Running developed from a physical act to a ritual that gathered meditation, reflection, and prayer into the running. By this time I was subscribing to three running magazines and regularly getting books from the library on runners and running. I never tired of reading about running... How much is there to write about running? There aren't an infinite number of ways you can go about it - mostly it is just putting one foot before the other. None of the writing, with few exceptions, was written very well. But it didn't matter that I had read nearly the same thing twenty times before; it didn't matter if the prose was patched together with cliches; I was a runner and I read it all.

And then I pulled a muscle and couldn't run for a couple of months as I waited for my thigh to heal. It took me about two weeks to notice that since the injury I hadn't picked up a running book or opened a running magazine... I wasn't reading because I wasn't running. The moment I began running again I started reading again.
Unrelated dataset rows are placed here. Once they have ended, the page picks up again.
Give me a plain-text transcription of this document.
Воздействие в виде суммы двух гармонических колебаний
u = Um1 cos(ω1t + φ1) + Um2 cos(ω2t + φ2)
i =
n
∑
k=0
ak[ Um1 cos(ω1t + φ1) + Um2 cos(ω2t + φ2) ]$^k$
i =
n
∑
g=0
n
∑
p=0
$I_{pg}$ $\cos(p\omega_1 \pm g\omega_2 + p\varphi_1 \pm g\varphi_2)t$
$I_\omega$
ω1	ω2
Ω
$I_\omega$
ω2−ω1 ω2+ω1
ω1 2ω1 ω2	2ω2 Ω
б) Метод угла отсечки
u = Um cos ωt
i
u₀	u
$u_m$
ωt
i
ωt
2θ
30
That is when I caught the significance of the modifier "spiritual" in "spiritual reading." It meant participatory reading. It meant that I read every word on the page as an extension or deepening or correction or affirmation of something that I was a part of. I was reading about running not primarily to find out something, not to learn something, but for companionship and of the experience of running... [I]f I wasn't running, there was nothing to deepen.
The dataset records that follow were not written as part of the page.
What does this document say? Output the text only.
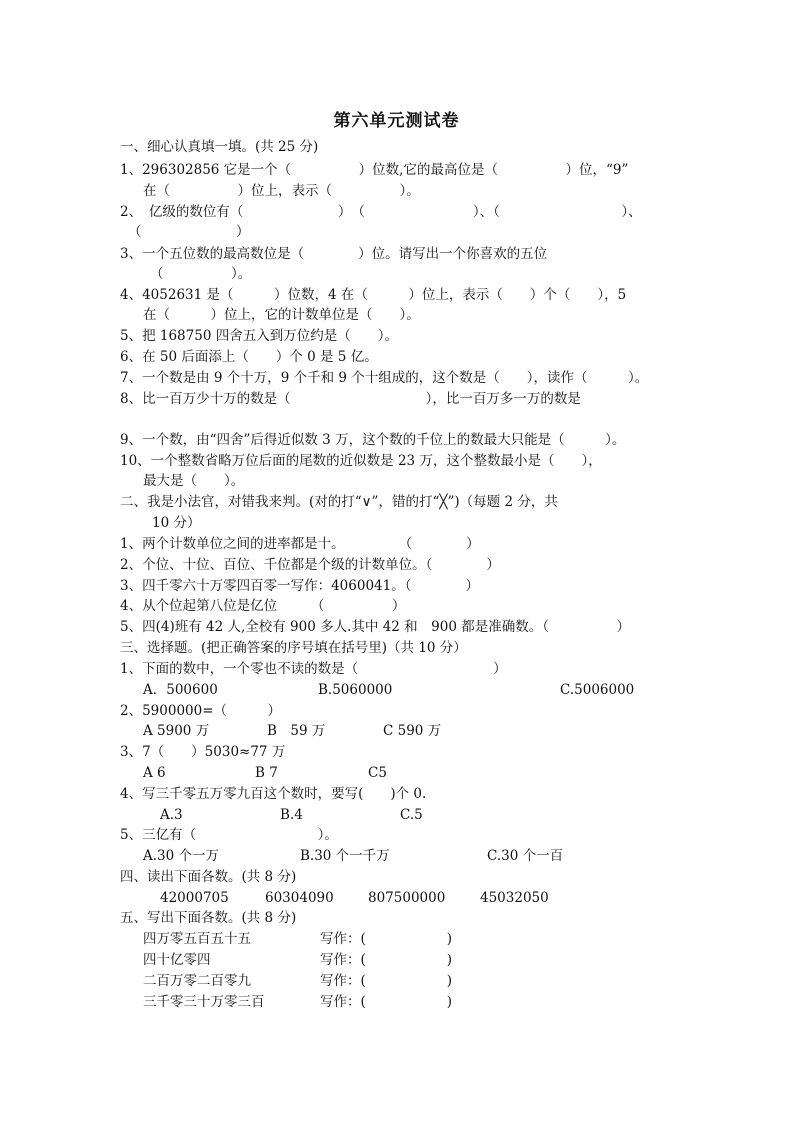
第六单元测试卷
一、细心认真填一填。(共 25 分)
1、296302856 它是一个（　　　　　）位数,它的最高位是（　　　　　）位，“9”
在（　　　　　）位上，表示（　　　　　）。
2、　亿级的数位有（　　　　　　　）　（　　　　　　　　）、（　　　　　　　　　）、
（　　　　　　　）
3、一个五位数的最高数位是（　　　　）位。请写出一个你喜欢的五位
（　　　　　）。
4、4052631 是（　　　）位数，4 在（　　　）位上，表示（　　）个（　　），5
在（　　　）位上，它的计数单位是（　　）。
5、把 168750 四舍五入到万位约是（　　）。
6、在 50 后面添上（　　）个 0 是 5 亿。
7、一个数是由 9 个十万，9 个千和 9 个十组成的，这个数是（　　），读作（　　　）。
8、比一百万少十万的数是（　　　　　　　　　　），比一百万多一万的数是
9、一个数，由“四舍”后得近似数 3 万，这个数的千位上的数最大只能是（　　　）。
10、一个整数省略万位后面的尾数的近似数是 23 万，这个整数最小是（　　），
最大是（　　）。
二、我是小法官，对错我来判。(对的打“∨”，错的打“╳”)（每题 2 分，共
10 分）
1、两个计数单位之间的进率都是十。　　　　　（　　　　）
2、个位、十位、百位、千位都是个级的计数单位。（　　　　）
3、四千零六十万零四百零一写作：4060041。（　　　　）
4、从个位起第八位是亿位　　　（　　　　　）
5、四(4)班有 42 人,全校有 900 多人.其中 42 和　900 都是准确数。（　　　　　）
三、选择题。(把正确答案的序号填在括号里)（共 10 分）
1、下面的数中，一个零也不读的数是（　　　　　　　　　　）
A．500600	B.5060000	C.5006000
2、5900000=（　　　）
A 5900 万	B　59 万	C 590 万
3、7（　　）5030≈77 万
A 6	B 7	C5
4、写三千零五万零九百这个数时，要写(　　)个 0.
A.3	B.4	C.5
5、三亿有（　　　　　　　　　）。
A.30 个一万	B.30 个一千万	C.30 个一百
四、读出下面各数。(共 8 分)
42000705	60304090	807500000	45032050
五、写出下面各数。(共 8 分)
四万零五百五十五	写作：(　　　　　　)
四十亿零四	写作：(　　　　　　)
二百万零二百零九	写作：(　　　　　　)
三千零三十万零三百	写作：(　　　　　　)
The parallel with reading Scripture seems to me almost exact: if I am not participating in the reality - the God reality, the creation/salvation/holiness reality - revealed in the Bible, not involved in the obedience [John] Calvin wrote of, I am probably not going to be much interested in reading about it - at least not for too long.

Calvin taught that - as many theologians and preachers from the beginnings of the biblical canon taught - that in order to understand the Bible, you have to live it, obey it.

Staying true to the idea that the Bible is God's revelation of his story to us and that we enter into his story - not the other way around - Peterson tells a story of a couple that he pastored that further illustrates the point.

Anthony Plakados was a thirty-five-year-old truck driver in my congregation. Anthony grew up in Greek home, conventionally Catholic, but none of it rubbed off. He left school after the eighth grade. He told me that he had never read a book. And then he became a Christian, got himself an old King James Bible with small print, and read it three times in that first year of his conversion. Anthony was off and running. Mary, his wife, was interested but also a bit bewildered by all this and asked a lot of questions. Mary had grown up a proper Presbyterian, gone to Sunday School all her growing up years, and was used to a relition of definitions and explanations. When Mary's questions got too difficult for Anthony, he would invite me to their trailer-house home, papered with Elvis Presley posters, to help him out. One evening the subject was the parables - Mary wasn't getting it. I was trying to tell her how to read them, how to make sense out of them. I wasn't getting on very well, and Anthony interrupted, "Mary, you got to live 'em, then you'll understand 'em; you can't figger 'em out from the outside, you got to git inside 'em - or let them git inside you."

And Anthony hadn't read so much as a word of John Calvin.


From Eat This Book.

1 comment:

  1. what a great quote from peterson, very relevant and practicle.